If a bus is equipped with seatbelts, passengers must wear them.

Since 2020, all newly built highway buses have been required to have passenger seatbelts. Companies whose buses were built before 2020 are not required to add them. The requirements don’t apply to school buses, but operators can install them voluntarily and there are pilot projects testing their use.

Wearing seatbelts has been mandatory in B.C. since 1977. In 2019, exceptions for taxis and delivery drivers were removed, though exemptions for emergency service personnel remain. “Everybody else has to wear a seatbelt” under the Motor Vehicle Act, Ward said.

The driver of the vehicle is responsible for people under the age 16 wearing a seatbelt, while those 16 and older are responsible for their own seatbelt use.

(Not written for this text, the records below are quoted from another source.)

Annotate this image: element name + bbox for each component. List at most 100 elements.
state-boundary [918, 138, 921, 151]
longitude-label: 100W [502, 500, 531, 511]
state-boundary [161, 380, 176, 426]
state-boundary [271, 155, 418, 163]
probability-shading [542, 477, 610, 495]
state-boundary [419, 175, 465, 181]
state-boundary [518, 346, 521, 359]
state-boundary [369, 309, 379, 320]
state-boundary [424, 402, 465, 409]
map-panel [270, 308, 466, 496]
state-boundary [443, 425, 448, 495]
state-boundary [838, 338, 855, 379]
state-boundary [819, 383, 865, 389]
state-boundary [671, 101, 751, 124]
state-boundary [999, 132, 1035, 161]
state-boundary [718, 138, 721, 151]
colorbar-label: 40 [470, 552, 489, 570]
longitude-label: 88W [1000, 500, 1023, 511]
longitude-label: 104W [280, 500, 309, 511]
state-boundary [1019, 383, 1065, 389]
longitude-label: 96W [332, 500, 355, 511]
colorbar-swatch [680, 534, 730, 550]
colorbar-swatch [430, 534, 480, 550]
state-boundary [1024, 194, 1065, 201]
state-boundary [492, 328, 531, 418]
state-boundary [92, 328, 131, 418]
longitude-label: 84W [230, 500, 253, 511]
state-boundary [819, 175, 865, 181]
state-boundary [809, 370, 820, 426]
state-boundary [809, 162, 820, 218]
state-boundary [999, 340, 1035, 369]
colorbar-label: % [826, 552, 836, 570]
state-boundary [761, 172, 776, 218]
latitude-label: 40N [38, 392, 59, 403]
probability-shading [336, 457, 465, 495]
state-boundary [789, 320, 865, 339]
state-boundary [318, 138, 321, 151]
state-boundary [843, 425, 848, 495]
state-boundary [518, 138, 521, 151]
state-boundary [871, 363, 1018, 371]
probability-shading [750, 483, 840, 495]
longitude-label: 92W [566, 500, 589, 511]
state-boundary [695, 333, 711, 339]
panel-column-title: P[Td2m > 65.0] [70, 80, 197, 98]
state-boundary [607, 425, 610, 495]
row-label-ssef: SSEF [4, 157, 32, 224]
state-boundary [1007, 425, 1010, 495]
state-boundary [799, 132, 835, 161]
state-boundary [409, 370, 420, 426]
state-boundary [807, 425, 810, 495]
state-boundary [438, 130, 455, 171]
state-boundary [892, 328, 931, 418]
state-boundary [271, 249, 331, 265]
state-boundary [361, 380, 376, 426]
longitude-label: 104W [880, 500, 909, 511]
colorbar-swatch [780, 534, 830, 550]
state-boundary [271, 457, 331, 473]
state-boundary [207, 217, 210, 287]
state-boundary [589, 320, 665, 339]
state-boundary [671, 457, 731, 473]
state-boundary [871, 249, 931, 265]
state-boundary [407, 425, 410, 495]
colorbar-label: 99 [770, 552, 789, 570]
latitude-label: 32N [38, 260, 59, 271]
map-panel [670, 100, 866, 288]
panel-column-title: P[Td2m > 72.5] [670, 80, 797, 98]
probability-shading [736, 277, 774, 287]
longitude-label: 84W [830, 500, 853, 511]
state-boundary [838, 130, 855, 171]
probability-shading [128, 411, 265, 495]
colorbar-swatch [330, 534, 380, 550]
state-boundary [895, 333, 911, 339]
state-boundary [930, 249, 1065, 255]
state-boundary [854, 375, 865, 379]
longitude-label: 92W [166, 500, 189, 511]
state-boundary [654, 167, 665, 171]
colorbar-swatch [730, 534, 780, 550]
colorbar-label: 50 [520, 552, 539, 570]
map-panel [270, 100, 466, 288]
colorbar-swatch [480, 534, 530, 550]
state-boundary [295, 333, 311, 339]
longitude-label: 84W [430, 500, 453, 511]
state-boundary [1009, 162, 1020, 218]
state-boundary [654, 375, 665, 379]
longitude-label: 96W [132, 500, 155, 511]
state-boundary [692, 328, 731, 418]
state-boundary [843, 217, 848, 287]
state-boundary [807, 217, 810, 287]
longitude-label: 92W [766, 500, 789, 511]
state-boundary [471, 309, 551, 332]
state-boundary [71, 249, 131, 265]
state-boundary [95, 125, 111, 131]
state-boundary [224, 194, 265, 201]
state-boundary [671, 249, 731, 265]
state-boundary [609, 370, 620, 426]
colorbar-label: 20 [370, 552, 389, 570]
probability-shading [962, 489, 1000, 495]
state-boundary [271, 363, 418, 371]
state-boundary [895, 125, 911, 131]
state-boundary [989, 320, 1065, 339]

Enforcement can be “convoluted” and time consuming, said Ward. A coach bus operator could check seatbelts prior to departure but would have a hard time monitoring use while driving, he said.

Police officers pulling over a commercial bus would need to be able to see passengers not wearing a seatbelt while the bus was in motion — something difficult to do given the height of the vehicles and their often-tinted windows, he said. Proving a passenger’s age would be another issue, he said.

At the same time, Ward said, airplanes don’t depart until flight attendants check that everyone has a seatbelt on. “So maybe buses [have] to start doing the same thing where it’s like ‘we’re not pulling out of the bus depot until everybody’s buckled in.’ ”

Police have not named the four people killed in Saturday’s crash, but a cousin of one passenger confirmed the death of Karanjot Singh Sodhi, 41. The father of two came to Canada from India in September on a temporary work permit, to work as a chef in Oliver.